Karl, one of our GPSA team leaders, shares next. He echoes my challenge of remaining present in a situation or conversation. The way his mind works is to sift interactions and observations for abstract conclusions: how does this woman’s health compare with other women’s health and what can that say about the state of women’s healthcare in West Virginia? This kind of thinking is a gift for the public health PhD program he is set to begin. But because his mind snags a detail to mull abstracts, Karl pulls away from the conversation in front of him, rushing to discover or conclude a thesis instead of simply talking with a person who wants to tell something about her day or breathing difficulty or what she wishes. I think in abstracts, he says. As Karl talks, I look around and see a few students nod in recognition.

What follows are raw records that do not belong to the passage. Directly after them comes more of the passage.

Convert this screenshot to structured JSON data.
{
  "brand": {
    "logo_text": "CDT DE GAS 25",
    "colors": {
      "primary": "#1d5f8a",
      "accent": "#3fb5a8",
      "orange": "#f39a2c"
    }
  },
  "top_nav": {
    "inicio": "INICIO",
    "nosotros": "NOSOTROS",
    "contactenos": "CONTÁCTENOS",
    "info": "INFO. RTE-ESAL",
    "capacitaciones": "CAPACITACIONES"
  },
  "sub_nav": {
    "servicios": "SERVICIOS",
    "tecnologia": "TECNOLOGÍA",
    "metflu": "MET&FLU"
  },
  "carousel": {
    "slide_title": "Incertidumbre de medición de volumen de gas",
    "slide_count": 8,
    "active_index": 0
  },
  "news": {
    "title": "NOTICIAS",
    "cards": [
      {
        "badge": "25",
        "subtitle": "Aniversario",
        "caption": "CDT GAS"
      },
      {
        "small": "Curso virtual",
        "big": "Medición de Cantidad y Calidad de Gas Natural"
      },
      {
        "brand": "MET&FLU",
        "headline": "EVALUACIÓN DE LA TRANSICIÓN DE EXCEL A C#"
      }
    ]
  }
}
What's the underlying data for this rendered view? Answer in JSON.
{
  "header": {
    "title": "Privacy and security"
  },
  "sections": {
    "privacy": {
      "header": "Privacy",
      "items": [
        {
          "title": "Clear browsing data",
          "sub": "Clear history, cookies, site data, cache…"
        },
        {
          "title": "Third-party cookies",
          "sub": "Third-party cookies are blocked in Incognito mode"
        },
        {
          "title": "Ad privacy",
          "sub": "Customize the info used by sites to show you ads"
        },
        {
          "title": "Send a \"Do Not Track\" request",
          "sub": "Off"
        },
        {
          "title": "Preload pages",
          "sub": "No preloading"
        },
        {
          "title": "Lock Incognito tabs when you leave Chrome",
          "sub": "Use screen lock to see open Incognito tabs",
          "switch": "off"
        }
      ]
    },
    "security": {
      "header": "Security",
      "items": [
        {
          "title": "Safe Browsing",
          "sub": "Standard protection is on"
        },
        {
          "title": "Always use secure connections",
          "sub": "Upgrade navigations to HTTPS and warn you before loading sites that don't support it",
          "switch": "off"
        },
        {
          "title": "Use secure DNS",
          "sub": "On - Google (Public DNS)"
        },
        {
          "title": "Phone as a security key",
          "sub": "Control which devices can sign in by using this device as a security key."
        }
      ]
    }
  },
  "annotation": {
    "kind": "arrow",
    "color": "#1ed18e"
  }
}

When Karl finishes speaking, someone else says, I think in equations. And as we’re preparing to leave the conference room I say to Karl, I think in stories.

Just that morning we attended a talk with a woman named Brittany, a biomedical engineer who spent two months in Uganda answering the question of what it takes to allow a neurosurgeon to operate in a hospital there. As she talked about overcrowded wards, understaffed ICUs, hospital systems and infrastructure I imagined her standing in a tall ceilinged ward making notes about how many nurses were attending how many patients, and what that could mean to patient recovery statistics. I imagined her interviewing surgeons in an underfunded hospital, learning how they improvise by using a power drill instead of a bone drill, sterilizing the bits between patients. I imagined her respect at the improvisation, and her frustration because these men and women should not have to improvise medical treatments like that and if – if – if. She talked about service contracts that medical equipment companies like Siemens and Phillips sell to hospitals, to guarantee the upkeep of CT scanners or X-ray machines, contracts as expensive as the millions of dollars the equipment itself costs, contracts that underfunded hospitals cannot afford so that when the very necessary CT scanner breaks it sits useless and throws doctors and surgeons to waiting for clinical symptoms to indicate what is happening in the body.

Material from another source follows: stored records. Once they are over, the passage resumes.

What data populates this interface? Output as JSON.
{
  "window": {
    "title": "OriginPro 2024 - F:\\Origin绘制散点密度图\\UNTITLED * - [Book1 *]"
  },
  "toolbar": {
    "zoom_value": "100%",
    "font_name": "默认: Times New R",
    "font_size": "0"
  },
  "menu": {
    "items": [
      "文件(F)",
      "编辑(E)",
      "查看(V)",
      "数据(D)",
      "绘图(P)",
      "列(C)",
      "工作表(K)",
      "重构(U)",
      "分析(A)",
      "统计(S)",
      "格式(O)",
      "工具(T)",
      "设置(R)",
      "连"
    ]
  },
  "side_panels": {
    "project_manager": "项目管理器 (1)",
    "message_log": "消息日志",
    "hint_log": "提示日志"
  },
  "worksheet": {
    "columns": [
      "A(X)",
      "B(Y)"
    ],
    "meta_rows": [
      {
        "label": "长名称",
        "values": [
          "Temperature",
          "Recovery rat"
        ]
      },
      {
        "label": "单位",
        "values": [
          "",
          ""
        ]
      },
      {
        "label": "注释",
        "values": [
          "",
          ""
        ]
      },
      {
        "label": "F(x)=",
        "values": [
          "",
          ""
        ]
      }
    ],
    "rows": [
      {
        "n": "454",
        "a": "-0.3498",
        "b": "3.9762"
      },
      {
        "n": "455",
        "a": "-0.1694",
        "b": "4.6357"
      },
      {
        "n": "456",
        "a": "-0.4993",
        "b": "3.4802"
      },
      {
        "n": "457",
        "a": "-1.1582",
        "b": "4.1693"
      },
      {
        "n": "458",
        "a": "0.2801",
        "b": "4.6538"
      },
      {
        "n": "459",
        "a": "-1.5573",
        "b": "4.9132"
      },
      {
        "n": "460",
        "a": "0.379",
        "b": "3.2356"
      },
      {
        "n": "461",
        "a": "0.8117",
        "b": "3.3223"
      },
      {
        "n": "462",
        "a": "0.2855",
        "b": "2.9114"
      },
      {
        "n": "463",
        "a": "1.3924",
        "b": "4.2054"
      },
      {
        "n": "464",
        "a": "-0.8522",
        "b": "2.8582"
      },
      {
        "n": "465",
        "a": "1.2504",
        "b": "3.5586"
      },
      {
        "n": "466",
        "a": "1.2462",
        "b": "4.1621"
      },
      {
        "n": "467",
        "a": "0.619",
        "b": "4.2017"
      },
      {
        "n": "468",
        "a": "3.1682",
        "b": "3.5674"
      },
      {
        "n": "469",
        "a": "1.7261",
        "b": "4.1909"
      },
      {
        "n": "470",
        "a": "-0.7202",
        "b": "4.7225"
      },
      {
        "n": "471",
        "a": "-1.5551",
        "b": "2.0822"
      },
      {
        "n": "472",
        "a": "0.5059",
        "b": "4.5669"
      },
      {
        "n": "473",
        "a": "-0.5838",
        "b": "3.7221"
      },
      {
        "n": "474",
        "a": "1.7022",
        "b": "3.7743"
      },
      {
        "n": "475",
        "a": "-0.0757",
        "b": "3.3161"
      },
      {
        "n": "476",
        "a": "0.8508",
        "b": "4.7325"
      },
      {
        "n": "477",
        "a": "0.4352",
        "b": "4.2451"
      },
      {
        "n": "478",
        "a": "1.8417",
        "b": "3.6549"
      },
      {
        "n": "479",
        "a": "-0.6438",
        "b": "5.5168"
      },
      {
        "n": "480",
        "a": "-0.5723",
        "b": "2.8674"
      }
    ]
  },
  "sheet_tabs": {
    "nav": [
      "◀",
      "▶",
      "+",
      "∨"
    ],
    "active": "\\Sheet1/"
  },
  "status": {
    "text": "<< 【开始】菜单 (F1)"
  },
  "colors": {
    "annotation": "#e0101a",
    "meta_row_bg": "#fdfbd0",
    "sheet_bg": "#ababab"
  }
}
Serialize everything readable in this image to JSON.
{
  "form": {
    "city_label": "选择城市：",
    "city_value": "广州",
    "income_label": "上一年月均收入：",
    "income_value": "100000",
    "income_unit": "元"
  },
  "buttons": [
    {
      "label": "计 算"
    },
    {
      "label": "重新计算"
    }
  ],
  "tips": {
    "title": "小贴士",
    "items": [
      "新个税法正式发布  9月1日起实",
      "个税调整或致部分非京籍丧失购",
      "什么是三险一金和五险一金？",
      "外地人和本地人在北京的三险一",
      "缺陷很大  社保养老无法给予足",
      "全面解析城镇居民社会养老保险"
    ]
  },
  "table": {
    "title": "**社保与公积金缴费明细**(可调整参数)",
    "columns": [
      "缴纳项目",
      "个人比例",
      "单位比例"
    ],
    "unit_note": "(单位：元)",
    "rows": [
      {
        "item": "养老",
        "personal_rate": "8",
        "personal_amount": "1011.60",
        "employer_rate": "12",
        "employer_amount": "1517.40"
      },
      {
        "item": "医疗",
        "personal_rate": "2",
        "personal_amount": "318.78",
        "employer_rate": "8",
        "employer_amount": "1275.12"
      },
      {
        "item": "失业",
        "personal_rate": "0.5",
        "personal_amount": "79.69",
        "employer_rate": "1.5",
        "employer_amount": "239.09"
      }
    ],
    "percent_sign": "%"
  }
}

So as Brittany talked, I thought of two ways I might tell this story. I could ask for an interview and write a creative nonfiction piece, supplementing with additional interviews and research about the lucrative business of service contracts (already studied and, presumably, reported elsewhere). And I could learn all the language of biomedical engineering, the names of Ugandan cities, towns, roads. The cultural challenges she encountered traveling alone, the shifts in her mindset as she spoke with medical professionals working around the poor infrastructure of their hospitals. I could ask about the food she ate, the ailments she endured, what she wants for the places she visited, who she hopes to see again. So I could write all of this as a creative nonfiction piece. Or I could shape what I learn into fiction. Lift and modify elements of Brittany’s two months to tell a similar story. I would keep the service contracts, a detail so sinister I’d want people to wonder why we allow medical equipment companies to abandon their machines to inevitable disrepair in countries struggling to care for patients when the electricity might blink off after a rain.

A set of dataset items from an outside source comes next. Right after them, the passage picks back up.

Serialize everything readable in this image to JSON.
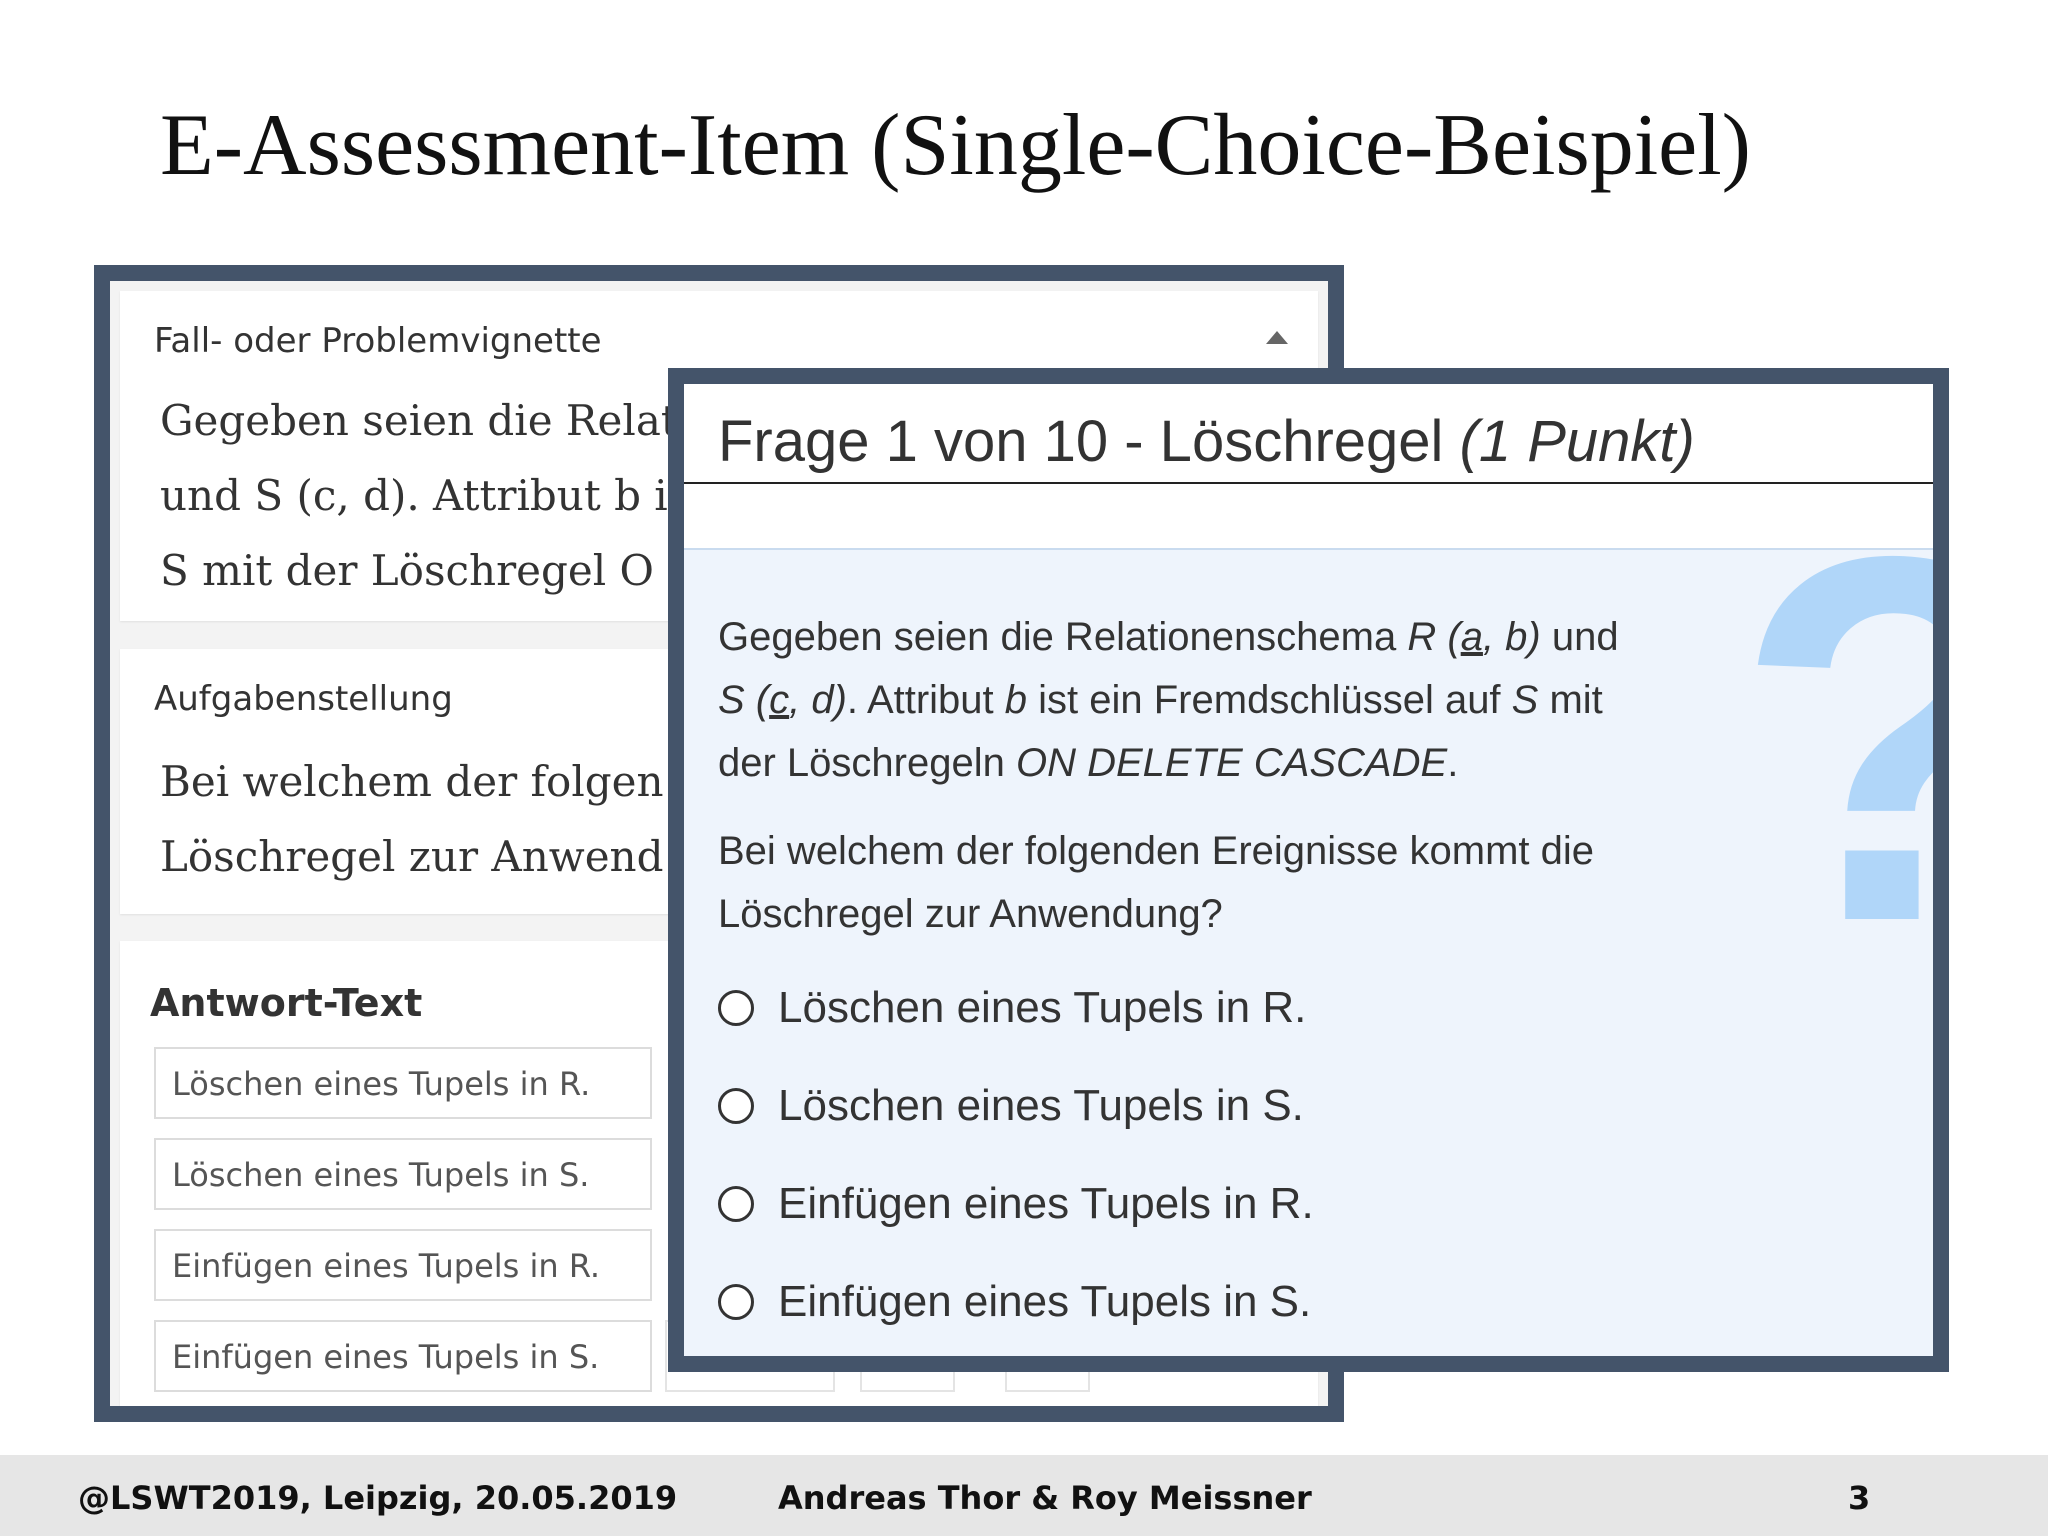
{
  "slide": {
    "title": "E-Assessment-Item (Single-Choice-Beispiel)"
  },
  "editor": {
    "vignette": {
      "header": "Fall- oder Problemvignette",
      "lines": [
        "Gegeben seien die Relat",
        "und S (c, d). Attribut b is",
        "S mit der Löschregel  O"
      ]
    },
    "task": {
      "header": "Aufgabenstellung",
      "lines": [
        "Bei welchem der folgen",
        "Löschregel zur Anwend"
      ]
    },
    "answers": {
      "header": "Antwort-Text",
      "items": [
        "Löschen eines Tupels in R.",
        "Löschen eines Tupels in S.",
        "Einfügen eines Tupels in R.",
        "Einfügen eines Tupels in S."
      ]
    }
  },
  "quiz": {
    "title_main": "Frage 1 von 10 - Löschregel ",
    "title_points": "(1 Punkt)",
    "decor_glyph": "?",
    "para1": {
      "l1a": "Gegeben seien die Relationenschema ",
      "l1b": "R (",
      "l1c": "a",
      "l1d": ", b)",
      "l1e": " und",
      "l2a": "S (",
      "l2b": "c",
      "l2c": ", d)",
      "l2d": ". Attribut ",
      "l2e": "b",
      "l2f": " ist ein Fremdschlüssel auf ",
      "l2g": "S",
      "l2h": " mit",
      "l3a": "der Löschregeln ",
      "l3b": "ON DELETE CASCADE",
      "l3c": "."
    },
    "para2": {
      "l1": "Bei welchem der folgenden Ereignisse kommt die",
      "l2": "Löschregel zur Anwendung?"
    },
    "options": [
      "Löschen eines Tupels in R.",
      "Löschen eines Tupels in S.",
      "Einfügen eines Tupels in R.",
      "Einfügen eines Tupels in S."
    ]
  },
  "footer": {
    "left": "@LSWT2019, Leipzig, 20.05.2019",
    "center": "Andreas Thor & Roy Meissner",
    "page": "3"
  },
  "colors": {
    "frame": "#44546a",
    "quiz_background": "#eef4fc",
    "question_mark": "#b0d6f9",
    "footer_background": "#e6e6e6"
  }
}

I like that I think in stories. Sometimes I wonder why I want to tell stories, fiction or nonfiction. Always I’ve worked my imagination. Such a gift. But for two decades I’ve also practiced craft in the middle of my present. A line from a conversation or detail of the room or a question about an interaction comes to me highlighted and underlined: this is a story. And then I am thinking how to pull disparate elements of a scene into narrative: what to cut, how to order. Much of my story thinking lands in my notebook to stay in cursive because most momentary sparks don’t light a story for want of time or tension. (The man who wishes he’d seen Alaska years ago will land in my notebook, and so will Brittany, but one may be anecdote and the other a story). But still I draft in the middle. I think in stories so when I write stories I know a little more how to show you what I see.


Fourteen of thirty-nine. 1477 words.